Each of these individuals was a pioneer—a term not limited to the pioneer period of the mid-nineteenth and early twentieth centuries. Rather, it is used in the broader sense of blazing trails and weaving significant contributions into the cultural tapestry. Each embodied the pioneer spirit, wherein “integrity, intelligence, hard work, and some good luck” was the self-determined passport to success. Their optimism sprang from the soil they stood upon. What Rabbi Leonard Beerman said about Los Angeles in the early 1950s could apply to the entire West: “This was a place not known for following everybody else. A place where somebody like me could come along, stir things up, and not get kicked out.”
This book adopts the normative regional designation of the American West: Alaska, Arizona, California, Colorado, Hawaii, Idaho, Montana, Nevada, New Mexico, Oregon, Utah, Washington, and Wyoming. That being said, eight of the ten chapters are situated in or near Los Angeles and San Francisco, with the remaining two centered in Albuquerque, New Mexico and San Antonio, Texas. Other states, such as Oregon and Washington, are touched upon along the way. The unevenness of geographic distribution is a byproduct of the subject matter: densely populated and resource-rich cities provide many more opportunities in the arts than smaller communities. For example, by the turn of last century, nearly five hundred music teachers had relocated to Los Angeles, making it the music education center of the West. My goal was not to select representatives from each of the Western States. Instead, they represent the wider world of music: singers and instrumentalists, composers and performers, sacred and secular musicians, educators and directors, scholars and enthusiasts.
The resulting picture conforms to patterns of Western history-writing, as historian William Deverell explains:
Our attention as scholars of the Jewish American experience, if it has come West at all, has tended to focus on urban areas: places such as Denver, Salt Lake, and, especially, Los Angeles and San Francisco. There are good reasons for this, of course, with demography leading the way: these were the centers of Jewish life, commerce, and culture, and historians are right to focus on them.
Nevertheless, Jews did settle in “outlying areas,” and there were a few worthy musicians among them.

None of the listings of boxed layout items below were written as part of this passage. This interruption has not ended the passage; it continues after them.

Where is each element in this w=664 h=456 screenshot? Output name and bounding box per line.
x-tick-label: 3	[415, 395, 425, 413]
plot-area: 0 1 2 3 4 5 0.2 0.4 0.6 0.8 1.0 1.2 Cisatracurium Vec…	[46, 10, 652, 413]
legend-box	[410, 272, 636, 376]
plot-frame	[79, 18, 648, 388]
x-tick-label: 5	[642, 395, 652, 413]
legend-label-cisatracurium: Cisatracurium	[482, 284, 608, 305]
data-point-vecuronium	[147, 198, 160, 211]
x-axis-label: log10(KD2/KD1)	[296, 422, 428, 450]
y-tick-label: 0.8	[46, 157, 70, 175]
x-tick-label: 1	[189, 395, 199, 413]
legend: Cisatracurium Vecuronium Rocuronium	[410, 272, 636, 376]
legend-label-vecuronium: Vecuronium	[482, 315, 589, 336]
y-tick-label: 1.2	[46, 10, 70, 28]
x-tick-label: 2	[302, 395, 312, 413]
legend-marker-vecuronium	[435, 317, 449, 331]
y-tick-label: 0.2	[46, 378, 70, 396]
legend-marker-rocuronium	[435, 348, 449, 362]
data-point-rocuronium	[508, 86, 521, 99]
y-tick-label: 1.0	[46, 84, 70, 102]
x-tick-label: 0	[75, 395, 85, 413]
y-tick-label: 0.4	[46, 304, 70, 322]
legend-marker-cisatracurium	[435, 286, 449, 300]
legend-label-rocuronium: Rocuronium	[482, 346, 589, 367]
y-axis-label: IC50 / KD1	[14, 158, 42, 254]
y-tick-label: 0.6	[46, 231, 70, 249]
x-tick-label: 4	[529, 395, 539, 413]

It is not the purpose nor goal of this book to turn over rocks in remote parts of the West. However, in its own way, the area covered is just as crucial to the understanding of Jewish life in the region. As stated at the beginning of this introduction, music is not given the space it deserves in Jewish studies, and scholarship on the Western States is no exception. To help offset this trend, I offer the following stories of important, yet mostly little-known, musical pioneers.